I didn’t know Bree well at all. Like many acquaintances, my encounters with her were brief, superficial, and happenstance. But talking to Martin might just be the closest I’ll ever get to sharing a real connection with Bree.

One evening, while Bree was still alive, I attended a small gathering in Martin’s apartment.  Rae cheekily asked him what he looks for in a girl, whose banter was pressed between smirks and soft pinches. Bree wasn’t there. By this time, she and Martin remained good friends. It was 2 AM and the lights were dim. Nujabes was playing in the background.

“Do you like them short? Tall? Long hair? Bob cut? What’s your type?” Rae urged.

“It’s not a physical thing,” Martin cooed. “My type is yung parang may mangyayari.”

I asked him what he meant by that as he changed the vinyl record on the DJ booth. “You know, when I have a relationship with someone, parang something interesting is going to happen,” Martin explained. “Not like, ‘Uy, pupunta tayo dito.’ No — something in life is going to happen, like this connection will create experiences.”

He continued, “I don't have to be an artist to talk to you. But how we express ideas to each other, and how you give it back to me … that conversation is like ping pong. Then something happens. It’s a gut feel rin eh when they’re willing to have a conversation, take from your brain, and create a brainchild with it. I’ve given you something and you’re the vessel for it. We can create something new. The only way to keep ourselves alive is through the brain children we’ve made. That’s how I felt with Bree.”

Martin and I played esoteric ping pong and he had a way of turning one-dimensional queries in on itself. “What if time was backwards?” “Are we just a drop in the ocean?” “What am I here for?” “Could I have done something?” Guilt and regret puncture Martin’s memory of the days before Bree’s death. He wondered whether his decision to stay home one night – reassured by their plans, of her new home in San Juan where she, a city girl, and her cat Atlas can finally be in nature – was the tipping point that changed the course of Bree’s life forever.

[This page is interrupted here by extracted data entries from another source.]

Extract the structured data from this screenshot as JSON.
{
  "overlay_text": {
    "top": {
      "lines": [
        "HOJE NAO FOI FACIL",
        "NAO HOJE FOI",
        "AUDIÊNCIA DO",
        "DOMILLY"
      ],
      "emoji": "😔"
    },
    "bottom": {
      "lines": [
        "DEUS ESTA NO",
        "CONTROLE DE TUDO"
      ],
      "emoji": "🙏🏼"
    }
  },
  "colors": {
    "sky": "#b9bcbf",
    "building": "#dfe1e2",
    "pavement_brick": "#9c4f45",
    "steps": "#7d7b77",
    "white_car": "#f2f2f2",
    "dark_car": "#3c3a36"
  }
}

“How can you blame yourself?” I told him. “Whatever reason you had during that moment was a valid reason for you. Time moves forward, things happen in between, and alters our perspective of the past. That’s how time works, right? It’s non-linear because your understanding of the past will be defined by what’s to come.”

Martin paused; his eyes fixated on the ceiling. “There was a point when I felt like she still wanted to see me somewhere, somehow. Like, she’d see my car and go inside wherever I was.”

He was describing a time he and Bree were broken up. One evening. Inside a club. Bodies slamming. Music blaring. Their eyes met from across the dancefloor. An encounter. He walked up to her, held her close, and whispered in volleying thunders.

“I love and care for you. All I want for you is to be happy and live.”

“We danced a bit and I stepped away,” Martin returned his eyes to mine. “That was a significant moment for me, and maybe for her too."︎





Sai Versailles is a multimedia journalist, currently based in Manila.